Harvey Goodwyn Fields, Sr. | |
| |
Louisiana State Senator
for Union and Morehouse parishes | |
In office 1916–1920 | |
Preceded by | J. G. Taylor |
---|---|
Succeeded by | W. T. Barham |
United States Attorney for the Western District of Louisiana
| |
In office 1937–1941 | |
Succeeded by | Malcolm Lafargue |
Born | May 31, 1882 Marksville, Louisiana |
Died | May 5, 1961 (aged 78) Union Parish, Louisiana |
Political party | Democrat |
Spouse(s) | Evelyn Sanders Fields (married 1908; died 1961) |
Children | Three children, including T. T. Fields |
Residence | Farmerville, Louisiana |
Alma mater | Louisiana Tech University Tulane University Law School |
Occupation | Attorney |
Harvey Goodwyn Fields, Sr. (May 31, 1882 – May 5, 1961), was an attorney and Democratic politician from Farmerville, Louisiana, who was affiliated with the Long political faction and was considered a spokesman for "the common man."
Fields was born in Marksville in Avoyelles Parish in South Louisiana. In 1908, Fields married the former Evelyn Sanders (1889-1961), and they had two sons, Thomas Theodore Fields Jr., and Harvey Fields, Jr. (1918-1965), and a daughter, Joy (1915-1980). Fields attended Louisiana Tech University in Ruston, taught school for a time, and then graduated from the Tulane University Law School in New Orleans. He served for one term in the state Senate from 1916 to 1920 for adjoining Morehouse and Union parishes during the administration of Governor Ruffin Golson Pleasant (1871-1937) of Shreveport and also a native of Union Parish.[1]
After his state Senate tenure, Fields was from 1922 to 1925 the district attorney for his adopted Union Parish. From 1926 to 1929, he was the chairman of the Louisiana Democratic State Central Committee. He was a delegate to the Democratic National Conventions of 1924, 1928, 1932, and 1936. He succeeded Huey Pierce Long Jr., on the elected Louisiana Public Service Commission in the then Third PSC District, a position which he filled from 1927 to 1936. Earlier, Fields had briefly been Long's law partner in Shreveport. From 1937 to 1941, Fields was the United States Attorney for the Western District of Louisiana, based in Shreveport, an appointment under the administration of U.S. President Franklin D. Roosevelt. In 1939, Fields assigned his assistant attorney and subsequent successor, Malcolm Lafargue, also a native of Marksville, to prosecute the Louisiana Hayride scandals in the forty parishes within the Western District.[2]

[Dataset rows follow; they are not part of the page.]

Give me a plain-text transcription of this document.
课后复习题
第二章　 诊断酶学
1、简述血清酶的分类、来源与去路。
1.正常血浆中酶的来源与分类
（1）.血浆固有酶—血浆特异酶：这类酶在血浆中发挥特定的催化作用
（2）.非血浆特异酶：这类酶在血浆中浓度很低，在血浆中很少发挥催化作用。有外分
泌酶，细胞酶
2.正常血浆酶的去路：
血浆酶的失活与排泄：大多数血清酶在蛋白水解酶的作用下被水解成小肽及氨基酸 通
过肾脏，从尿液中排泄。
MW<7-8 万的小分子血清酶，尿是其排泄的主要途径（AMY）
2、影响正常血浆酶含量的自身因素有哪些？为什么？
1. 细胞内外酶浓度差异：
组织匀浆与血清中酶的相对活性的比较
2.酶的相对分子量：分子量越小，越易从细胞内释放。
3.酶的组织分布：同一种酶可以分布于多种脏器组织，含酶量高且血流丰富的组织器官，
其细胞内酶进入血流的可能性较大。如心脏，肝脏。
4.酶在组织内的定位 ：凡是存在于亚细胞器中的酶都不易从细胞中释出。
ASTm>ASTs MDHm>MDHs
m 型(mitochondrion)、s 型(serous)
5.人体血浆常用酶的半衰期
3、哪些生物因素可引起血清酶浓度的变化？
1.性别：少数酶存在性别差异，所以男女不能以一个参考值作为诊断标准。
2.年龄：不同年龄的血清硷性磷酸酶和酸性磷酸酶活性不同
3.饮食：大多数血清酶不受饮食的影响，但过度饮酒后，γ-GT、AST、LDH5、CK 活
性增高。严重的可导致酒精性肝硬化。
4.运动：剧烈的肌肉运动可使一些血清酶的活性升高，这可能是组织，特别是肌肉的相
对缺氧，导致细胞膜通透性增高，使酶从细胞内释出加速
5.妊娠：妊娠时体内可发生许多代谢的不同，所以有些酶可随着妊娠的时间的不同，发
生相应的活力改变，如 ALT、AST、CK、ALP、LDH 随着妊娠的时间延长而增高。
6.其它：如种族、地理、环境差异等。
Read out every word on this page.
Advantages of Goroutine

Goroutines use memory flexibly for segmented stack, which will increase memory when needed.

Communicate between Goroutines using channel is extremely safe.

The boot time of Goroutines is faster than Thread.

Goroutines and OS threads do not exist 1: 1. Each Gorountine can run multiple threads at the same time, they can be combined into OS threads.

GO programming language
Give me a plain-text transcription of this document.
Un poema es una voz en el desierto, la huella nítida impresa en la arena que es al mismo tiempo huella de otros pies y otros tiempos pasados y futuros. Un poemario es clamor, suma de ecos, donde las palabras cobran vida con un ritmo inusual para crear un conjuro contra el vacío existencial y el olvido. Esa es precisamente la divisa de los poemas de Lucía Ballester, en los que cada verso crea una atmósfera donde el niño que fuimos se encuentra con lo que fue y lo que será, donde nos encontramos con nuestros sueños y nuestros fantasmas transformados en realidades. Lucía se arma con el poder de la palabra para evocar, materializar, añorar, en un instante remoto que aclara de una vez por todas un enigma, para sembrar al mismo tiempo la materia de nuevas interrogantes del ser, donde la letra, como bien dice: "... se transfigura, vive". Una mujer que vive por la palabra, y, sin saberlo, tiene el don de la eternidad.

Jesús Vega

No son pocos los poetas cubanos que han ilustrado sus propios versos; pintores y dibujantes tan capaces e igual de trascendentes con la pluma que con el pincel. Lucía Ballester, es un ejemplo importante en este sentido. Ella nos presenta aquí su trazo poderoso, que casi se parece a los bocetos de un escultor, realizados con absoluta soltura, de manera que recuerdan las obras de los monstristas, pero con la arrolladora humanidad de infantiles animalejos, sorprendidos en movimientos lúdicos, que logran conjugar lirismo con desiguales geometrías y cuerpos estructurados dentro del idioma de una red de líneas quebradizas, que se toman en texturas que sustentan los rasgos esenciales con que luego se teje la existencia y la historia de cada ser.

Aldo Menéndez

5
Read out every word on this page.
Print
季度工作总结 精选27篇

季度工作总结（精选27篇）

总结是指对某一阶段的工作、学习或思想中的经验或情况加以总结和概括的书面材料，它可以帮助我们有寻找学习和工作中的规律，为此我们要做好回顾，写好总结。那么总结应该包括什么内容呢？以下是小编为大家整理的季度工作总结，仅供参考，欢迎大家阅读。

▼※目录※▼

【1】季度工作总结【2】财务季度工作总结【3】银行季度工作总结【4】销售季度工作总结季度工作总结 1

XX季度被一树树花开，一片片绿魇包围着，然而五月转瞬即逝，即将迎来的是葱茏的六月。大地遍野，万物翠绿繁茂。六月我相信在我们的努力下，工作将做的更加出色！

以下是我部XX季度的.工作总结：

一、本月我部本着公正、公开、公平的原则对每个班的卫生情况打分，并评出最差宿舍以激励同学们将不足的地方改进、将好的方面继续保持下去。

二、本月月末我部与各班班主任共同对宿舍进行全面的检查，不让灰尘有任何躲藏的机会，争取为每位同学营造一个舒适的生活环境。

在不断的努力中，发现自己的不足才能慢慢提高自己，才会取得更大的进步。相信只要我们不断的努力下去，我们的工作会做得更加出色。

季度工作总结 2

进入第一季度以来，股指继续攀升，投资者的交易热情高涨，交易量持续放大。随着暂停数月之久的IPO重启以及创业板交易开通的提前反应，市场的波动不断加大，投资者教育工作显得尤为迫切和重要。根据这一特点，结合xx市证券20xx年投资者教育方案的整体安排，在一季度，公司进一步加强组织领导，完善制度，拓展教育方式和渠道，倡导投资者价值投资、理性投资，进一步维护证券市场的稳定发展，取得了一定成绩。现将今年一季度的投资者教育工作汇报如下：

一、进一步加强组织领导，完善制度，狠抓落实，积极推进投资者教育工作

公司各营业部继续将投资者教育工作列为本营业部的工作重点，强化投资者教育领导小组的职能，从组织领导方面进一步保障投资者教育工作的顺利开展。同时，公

Fields and his wife both died in 1961. Son T. T. Fields was a member of the Louisiana House of Representatives from Union Parish from 1956 to 1964 and from Union and Morehouse parishes from 1968 to 1972.[3]
Thomas T. Fields, Jr., a grandson of Harvey Fields, penned a biography in 2009 of his grandfather, I Called Him Grand Dad.[4]